Numerical integration of rate constitutive equations under finite deformation

Abstract

An objective stress rate must be used in the constitutive law to accurately describe material response when large rigid body translations and rotations are present. The choice of a suitable objective stress rate has been the subject of considerable debate. For example, a basic flaw in the well known Jaumann stress rate (J-rate) has been demonstrated using the simple shear problem. A number of alternative objective stress rates have been suggested and developed. Among these is the Eulerian or E-rate in which rate constitutive calculations are performed on material axes coincident with the principal axes. The use of the principal axes technique greatly simplifies the constitutive calculations and resolves the difficulties surrounding the question of objectivity and frame invariance which arise in finite deformation problems.

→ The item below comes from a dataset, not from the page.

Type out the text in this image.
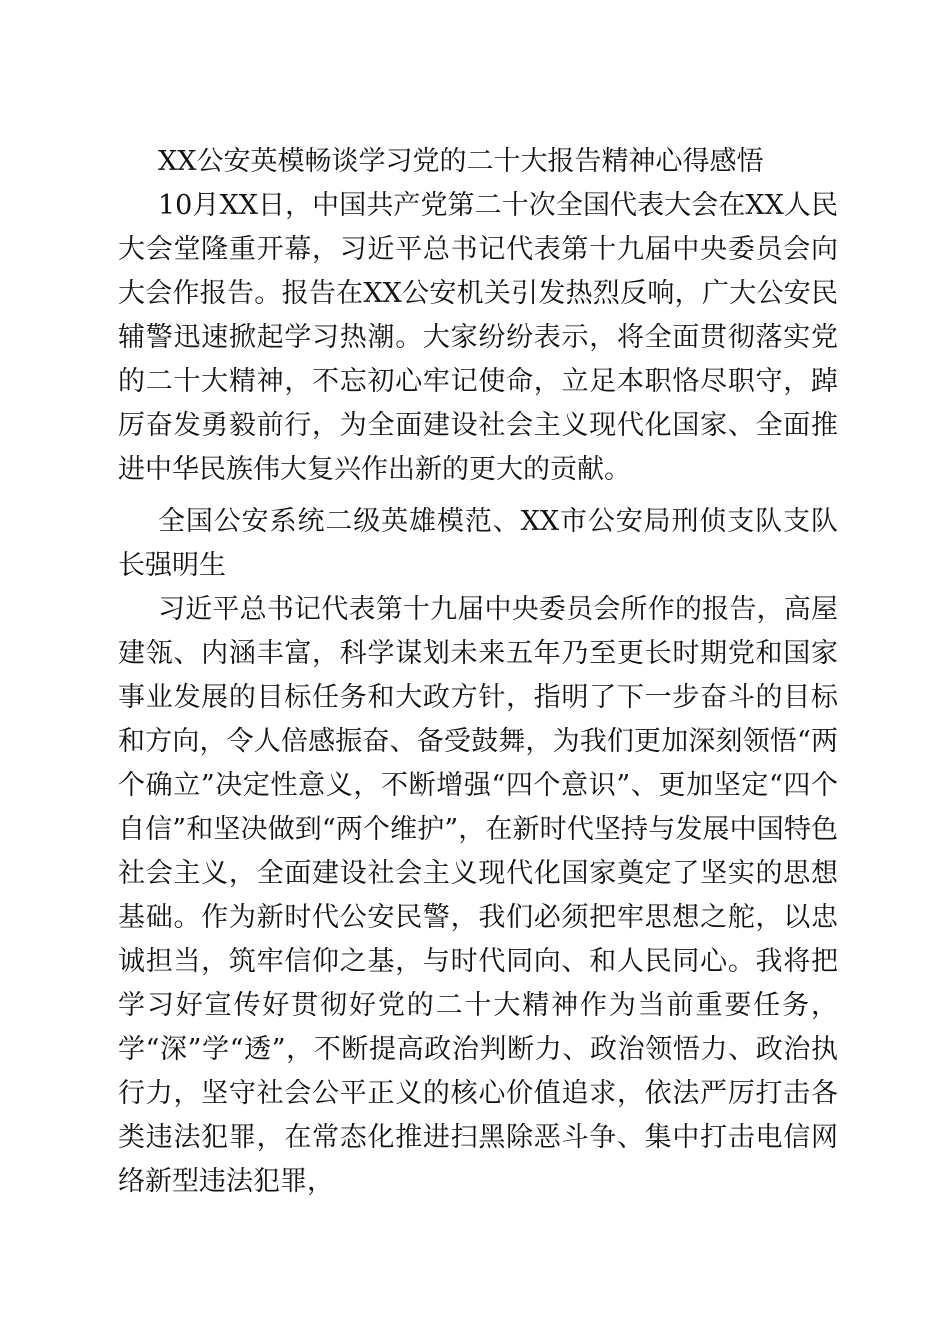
XX公安英模畅谈学习党的二十大报告精神心得感悟
10月XX日，中国共产党第二十次全国代表大会在XX人民大会堂隆重开幕，习近平总书记代表第十九届中央委员会向大会作报告。报告在XX公安机关引发热烈反响，广大公安民辅警迅速掀起学习热潮。大家纷纷表示，将全面贯彻落实党的二十大精神，不忘初心牢记使命，立足本职恪尽职守，踔厉奋发勇毅前行，为全面建设社会主义现代化国家、全面推进中华民族伟大复兴作出新的更大的贡献。
全国公安系统二级英雄模范、XX市公安局刑侦支队支队长强明生
习近平总书记代表第十九届中央委员会所作的报告，高屋建瓴、内涵丰富，科学谋划未来五年乃至更长时期党和国家事业发展的目标任务和大政方针，指明了下一步奋斗的目标和方向，令人倍感振奋、备受鼓舞，为我们更加深刻领悟“两个确立”决定性意义，不断增强“四个意识”、更加坚定“四个自信”和坚决做到“两个维护”，在新时代坚持与发展中国特色社会主义，全面建设社会主义现代化国家奠定了坚实的思想基础。作为新时代公安民警，我们必须把牢思想之舵，以忠诚担当，筑牢信仰之基，与时代同向、和人民同心。我将把学习好宣传好贯彻好党的二十大精神作为当前重要任务，学“深”学“透”，不断提高政治判断力、政治领悟力、政治执行力，坚守社会公平正义的核心价值追求，依法严厉打击各类违法犯罪，在常态化推进扫黑除恶斗争、集中打击电信网络新型违法犯罪，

A numerical algorithm is presented which incorporates the principal axes technique for the Eulerian stress rate. The algorithm is intended for use in general purpose two or three dimensional solid mechanics software using the incremental or rate form of constitutive modelling. The algorithm focuses on an efficient method of integrating the material rotation tensor relating the principal axes to the fixed or global axes. The implementation of this algorithm into a general purpose non-linear transient dynamic finite element computer code is included. A number of numerical examples ranging from the simple shear problem to a large scale impact simulation demonstrates the accuracy and salient features of the algorithm.